The Safe Haven eldercare facility in Bellevue could be shut down in two weeks unless its owners meet the city's fire code requirements as set forth in plans in November.
Bellevue Fire Chief Greg Beaver sent a certified letter to Safe Haven CEO Scott Burpee last week warning that the facility's business license would be revoked on May 2 unless it installs an approved sprinkler and alarm system.
"Hopefully, they do what they are supposed to do," Beaver said.
Bellevue Planning Director Craig Eckles said the city has been trying to get the facility into compliance to avoid a tragedy, but also to protect the city.
"We could be liable if something happened," Eckles said.
Beaver said at a City Council meeting Thursday that Safe Haven had an unapproved sprinkler system and an alarm system that would not meet current state fire codes for eldercare facilities.

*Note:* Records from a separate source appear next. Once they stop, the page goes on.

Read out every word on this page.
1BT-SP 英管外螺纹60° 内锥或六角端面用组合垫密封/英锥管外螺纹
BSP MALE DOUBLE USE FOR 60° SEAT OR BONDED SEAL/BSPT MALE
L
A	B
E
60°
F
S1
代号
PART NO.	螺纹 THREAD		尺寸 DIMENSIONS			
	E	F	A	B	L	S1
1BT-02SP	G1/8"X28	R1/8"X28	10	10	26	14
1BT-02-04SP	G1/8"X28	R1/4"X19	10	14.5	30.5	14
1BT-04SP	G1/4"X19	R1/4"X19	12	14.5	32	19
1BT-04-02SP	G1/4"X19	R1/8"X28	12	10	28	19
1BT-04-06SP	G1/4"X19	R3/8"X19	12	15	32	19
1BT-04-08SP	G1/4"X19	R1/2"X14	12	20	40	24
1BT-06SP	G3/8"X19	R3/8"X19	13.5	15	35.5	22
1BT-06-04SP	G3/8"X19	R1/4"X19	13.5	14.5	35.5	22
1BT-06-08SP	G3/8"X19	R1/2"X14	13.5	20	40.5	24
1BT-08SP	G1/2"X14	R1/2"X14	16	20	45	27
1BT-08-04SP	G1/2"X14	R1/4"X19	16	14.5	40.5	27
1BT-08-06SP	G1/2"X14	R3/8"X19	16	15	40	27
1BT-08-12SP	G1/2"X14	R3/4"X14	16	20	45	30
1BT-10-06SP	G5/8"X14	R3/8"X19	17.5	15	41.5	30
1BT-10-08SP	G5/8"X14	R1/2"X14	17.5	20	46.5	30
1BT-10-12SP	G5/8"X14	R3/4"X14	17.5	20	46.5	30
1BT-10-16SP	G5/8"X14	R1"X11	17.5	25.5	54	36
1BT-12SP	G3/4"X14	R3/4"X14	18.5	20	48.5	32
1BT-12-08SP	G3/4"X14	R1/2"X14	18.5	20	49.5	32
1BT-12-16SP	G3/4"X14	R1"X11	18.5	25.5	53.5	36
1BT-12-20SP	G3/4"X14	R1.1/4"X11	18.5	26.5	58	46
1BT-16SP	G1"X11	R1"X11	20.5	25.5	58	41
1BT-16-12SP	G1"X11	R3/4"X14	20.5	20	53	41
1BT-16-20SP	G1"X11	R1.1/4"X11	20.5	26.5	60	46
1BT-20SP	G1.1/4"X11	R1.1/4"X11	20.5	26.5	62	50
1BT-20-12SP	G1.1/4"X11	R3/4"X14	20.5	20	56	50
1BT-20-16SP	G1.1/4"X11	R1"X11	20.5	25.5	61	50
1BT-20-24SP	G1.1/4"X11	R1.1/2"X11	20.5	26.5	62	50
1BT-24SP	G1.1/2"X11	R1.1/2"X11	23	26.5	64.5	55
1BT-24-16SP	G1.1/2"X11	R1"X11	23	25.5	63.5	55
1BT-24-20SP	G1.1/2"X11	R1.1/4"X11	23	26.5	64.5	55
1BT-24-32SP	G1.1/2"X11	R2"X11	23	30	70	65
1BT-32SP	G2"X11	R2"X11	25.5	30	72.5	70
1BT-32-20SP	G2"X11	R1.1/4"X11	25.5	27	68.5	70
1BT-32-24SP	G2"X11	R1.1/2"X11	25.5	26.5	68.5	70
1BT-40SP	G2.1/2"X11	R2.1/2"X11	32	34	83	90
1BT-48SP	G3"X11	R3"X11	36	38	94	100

"The alarm system must alert an outside agency with a 24-hour dialer on the system that calls 911," Beaver said.
Beaver said the building also did not have strobe lights and smoke detectors in every room and that Burpee recently submitted plans to the state fire marshal seeking to downgrade these system requirements.
In an interview, Burpee challenged Beaver's claim that his business is out of compliance with code.
"That's his opinion," Burpee said. "Chief Beaver and I are not in agreement on this."
Burpee said he has satisfied the Idaho Health and Welfare requirements for alarms and sprinklers at Safe Haven and that there should not be a problem.
"Our licensure is with the state of Idaho, not the city of Bellevue," he said. "Hopefully, we can work this out in the next week or two."
Emily Simnitt, a spokesperson for the Idaho Department of Health and Welfare, said the facility was in compliance with state rules and regulations, but would also have to satisfy local requirements in Bellevue.
"We recognize they have to meet local ordinances as well," she said.
Beaver said in an interview that any fire alarm system in the building would have to be approved by him before it meets the city's fire code requirements.
"If it has been approved, I don't know by whom," he said.
Eight people live at Safe Haven assisted-living facility on 314 S. Seventh St. Beaver said he didn't know where they would go if the business were closed.
City Council members expressed concern about the safety of the residents and said they hoped the letter would lead to fire code compliance soon.
"They (Safe Haven) have had fair warning," Councilman Brett Gelskey said.